XmR Chart Parameters
- Center Line (CL): 185.74
- Standard Deviation (σ): 67.55
- Upper Control Limit (UCL): 388.39
- Lower Control Limit (LCL): Truncated at 0 (computed as -16.92)
- Total Points Out of Control: 11
Detection Rule Evaluation
Rule 1: Points Outside the Limits
“A single point outside the computed limits should be taken as a signal of the presence of an assignable cause with a dominant effect.”
- Finding: 11 individual data points fall above the UCL.
- Interpretation: Indicates dominant assignable causes — statistically significant and not due to common variation.
Rule 2: Runs About the Central Line
“Eight successive values on the same side of the central line indicate a weak but sustained assignable cause.”
- Finding: A sequence of 15+ consecutive points above the center line is observed beginning May 10, 2025.
- Interpretation: Strong evidence of a sustained process shift, even if within control limits.
Rule 3: Runs Near the Limits
“Three out of four successive values in the upper 25% or lower 25% of the region between the limits suggest a moderate but sustained assignable cause.”
- Finding: Multiple instances where three of four consecutive points fall in the upper 25% band between CL and UCL.
- Interpretation: Confirms directional trend pressure in process output.
Rule 4: Runs Beyond Two-Sigma
“Two out of three successive values more than two-sigma from the central line indicate a moderate but sustained assignable cause.”
- Finding: Several patterns from May 10 onward meet this criterion, with values above the +2σ threshold but below the UCL.
- Interpretation: Supports the presence of a real and consistent upward shift.

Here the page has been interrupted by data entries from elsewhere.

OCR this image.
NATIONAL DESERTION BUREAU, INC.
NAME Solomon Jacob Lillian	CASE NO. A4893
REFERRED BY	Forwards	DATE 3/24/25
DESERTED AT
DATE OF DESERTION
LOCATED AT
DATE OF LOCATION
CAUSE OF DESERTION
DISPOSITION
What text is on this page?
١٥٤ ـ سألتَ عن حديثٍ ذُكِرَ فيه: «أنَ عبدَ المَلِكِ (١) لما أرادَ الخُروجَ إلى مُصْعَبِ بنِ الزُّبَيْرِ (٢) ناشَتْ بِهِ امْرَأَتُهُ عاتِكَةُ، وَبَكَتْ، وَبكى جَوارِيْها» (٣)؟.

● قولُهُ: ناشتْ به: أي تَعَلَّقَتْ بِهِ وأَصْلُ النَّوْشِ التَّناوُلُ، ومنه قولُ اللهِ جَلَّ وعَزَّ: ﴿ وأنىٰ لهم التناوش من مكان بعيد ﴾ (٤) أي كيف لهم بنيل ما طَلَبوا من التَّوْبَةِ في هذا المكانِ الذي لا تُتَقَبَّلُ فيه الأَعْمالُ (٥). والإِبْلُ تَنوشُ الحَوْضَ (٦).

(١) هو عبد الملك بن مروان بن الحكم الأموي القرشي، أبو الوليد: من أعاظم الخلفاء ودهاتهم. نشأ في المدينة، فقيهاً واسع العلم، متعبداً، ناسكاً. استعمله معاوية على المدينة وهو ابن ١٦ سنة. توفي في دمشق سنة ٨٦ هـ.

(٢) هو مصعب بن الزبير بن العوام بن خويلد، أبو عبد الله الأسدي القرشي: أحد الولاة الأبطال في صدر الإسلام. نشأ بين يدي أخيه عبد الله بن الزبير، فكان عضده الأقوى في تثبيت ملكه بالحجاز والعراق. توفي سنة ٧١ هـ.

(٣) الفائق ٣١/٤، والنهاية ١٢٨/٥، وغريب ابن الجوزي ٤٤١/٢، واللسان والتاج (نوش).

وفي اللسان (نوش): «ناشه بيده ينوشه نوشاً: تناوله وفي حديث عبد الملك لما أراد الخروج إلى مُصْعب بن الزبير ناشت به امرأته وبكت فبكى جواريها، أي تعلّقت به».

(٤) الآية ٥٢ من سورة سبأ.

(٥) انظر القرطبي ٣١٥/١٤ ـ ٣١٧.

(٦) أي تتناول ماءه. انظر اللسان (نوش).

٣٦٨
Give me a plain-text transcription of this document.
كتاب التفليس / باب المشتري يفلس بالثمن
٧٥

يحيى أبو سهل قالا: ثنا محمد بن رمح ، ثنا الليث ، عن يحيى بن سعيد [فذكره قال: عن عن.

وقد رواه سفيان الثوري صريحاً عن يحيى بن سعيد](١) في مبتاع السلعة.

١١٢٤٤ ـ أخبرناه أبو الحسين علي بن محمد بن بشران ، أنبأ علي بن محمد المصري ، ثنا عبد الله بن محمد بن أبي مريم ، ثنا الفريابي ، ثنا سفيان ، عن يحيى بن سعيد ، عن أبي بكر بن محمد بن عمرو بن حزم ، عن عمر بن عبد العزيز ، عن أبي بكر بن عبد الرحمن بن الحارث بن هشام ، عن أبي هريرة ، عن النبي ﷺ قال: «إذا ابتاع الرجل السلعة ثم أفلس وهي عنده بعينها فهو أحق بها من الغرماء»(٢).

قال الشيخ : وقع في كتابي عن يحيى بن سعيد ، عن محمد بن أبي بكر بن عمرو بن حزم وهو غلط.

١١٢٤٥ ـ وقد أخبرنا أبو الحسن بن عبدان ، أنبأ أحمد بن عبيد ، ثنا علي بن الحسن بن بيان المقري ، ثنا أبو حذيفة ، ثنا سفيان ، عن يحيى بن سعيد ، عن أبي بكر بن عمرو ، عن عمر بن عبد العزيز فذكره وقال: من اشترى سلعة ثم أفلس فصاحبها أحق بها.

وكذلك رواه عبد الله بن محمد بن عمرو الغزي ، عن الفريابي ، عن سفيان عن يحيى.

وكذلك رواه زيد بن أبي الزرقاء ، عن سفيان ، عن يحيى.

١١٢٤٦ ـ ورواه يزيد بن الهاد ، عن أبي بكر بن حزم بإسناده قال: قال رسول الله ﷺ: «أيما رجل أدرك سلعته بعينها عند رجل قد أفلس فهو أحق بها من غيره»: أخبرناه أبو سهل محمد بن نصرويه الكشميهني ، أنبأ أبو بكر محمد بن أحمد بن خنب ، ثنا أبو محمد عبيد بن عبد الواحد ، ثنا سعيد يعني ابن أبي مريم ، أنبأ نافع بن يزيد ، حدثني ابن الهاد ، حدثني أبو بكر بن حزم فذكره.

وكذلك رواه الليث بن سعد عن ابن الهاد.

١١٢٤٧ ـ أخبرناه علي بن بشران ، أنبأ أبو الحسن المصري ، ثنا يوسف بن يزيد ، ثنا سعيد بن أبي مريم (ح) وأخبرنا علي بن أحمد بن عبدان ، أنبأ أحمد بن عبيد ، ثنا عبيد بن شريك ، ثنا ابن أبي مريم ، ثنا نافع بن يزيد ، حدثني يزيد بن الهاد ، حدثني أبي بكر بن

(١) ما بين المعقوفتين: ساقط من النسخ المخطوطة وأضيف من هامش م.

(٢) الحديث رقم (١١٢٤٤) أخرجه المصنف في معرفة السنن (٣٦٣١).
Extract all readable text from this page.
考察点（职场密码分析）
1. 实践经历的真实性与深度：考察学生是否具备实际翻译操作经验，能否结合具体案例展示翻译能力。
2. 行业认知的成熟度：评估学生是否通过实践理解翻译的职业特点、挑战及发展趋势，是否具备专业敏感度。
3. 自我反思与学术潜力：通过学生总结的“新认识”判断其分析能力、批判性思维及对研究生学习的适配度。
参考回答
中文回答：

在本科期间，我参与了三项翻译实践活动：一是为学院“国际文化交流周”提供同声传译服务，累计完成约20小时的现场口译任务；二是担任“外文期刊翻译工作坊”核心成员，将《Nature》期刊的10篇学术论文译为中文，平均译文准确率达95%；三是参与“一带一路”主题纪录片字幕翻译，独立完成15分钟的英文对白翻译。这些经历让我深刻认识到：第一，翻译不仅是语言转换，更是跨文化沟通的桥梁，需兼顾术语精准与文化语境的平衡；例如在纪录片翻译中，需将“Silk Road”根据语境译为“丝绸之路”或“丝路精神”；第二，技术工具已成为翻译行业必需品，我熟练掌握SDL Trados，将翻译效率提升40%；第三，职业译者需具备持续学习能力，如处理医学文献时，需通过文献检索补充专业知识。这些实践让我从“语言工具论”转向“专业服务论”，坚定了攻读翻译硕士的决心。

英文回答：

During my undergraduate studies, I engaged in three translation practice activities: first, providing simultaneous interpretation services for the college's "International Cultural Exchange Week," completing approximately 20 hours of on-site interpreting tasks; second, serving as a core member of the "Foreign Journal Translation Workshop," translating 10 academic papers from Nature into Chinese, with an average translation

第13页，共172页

Rule 5: Runs Beyond One-Sigma
“Four out of five successive values beyond one-sigma from the central line may indicate a moderate but sustained assignable cause.”
- Finding: Multiple examples post-May 10 where four of five points exceed the +1σ level.
- Interpretation: Additional evidence of systemic change, not random fluctuation.
Summary of Findings
| Detection Rule | Violated? | Type of Signal Detected |
|---|---|---|
| Rule 1 – Outside Limits | Yes | Dominant assignable cause |
| Rule 2 – Run Above CL | Yes | Weak but sustained shift |
| Rule 3 – Near Limits | Yes | Moderate directional trend |
| Rule 4 – Beyond 2σ | Yes | Moderate but sustained change |
| Rule 5 – Beyond 1σ | Yes | Sustained, moderate deviation from the baseline |
5. Conclusion
All five detection rules indicate the presence of assignable causes beginning on Day 152 (May 10, 2025). This suggests a statistically significant shift in system behavior that cannot be attributed to random variation. The magnitude and duration of this change support the conclusion that a new behavioral process is emerging.
Further investigation is warranted to identify the root cause of this shift — whether strategic, external, or algorithmic in nature — and to determine whether control limits should be re-established based on the new process behavior.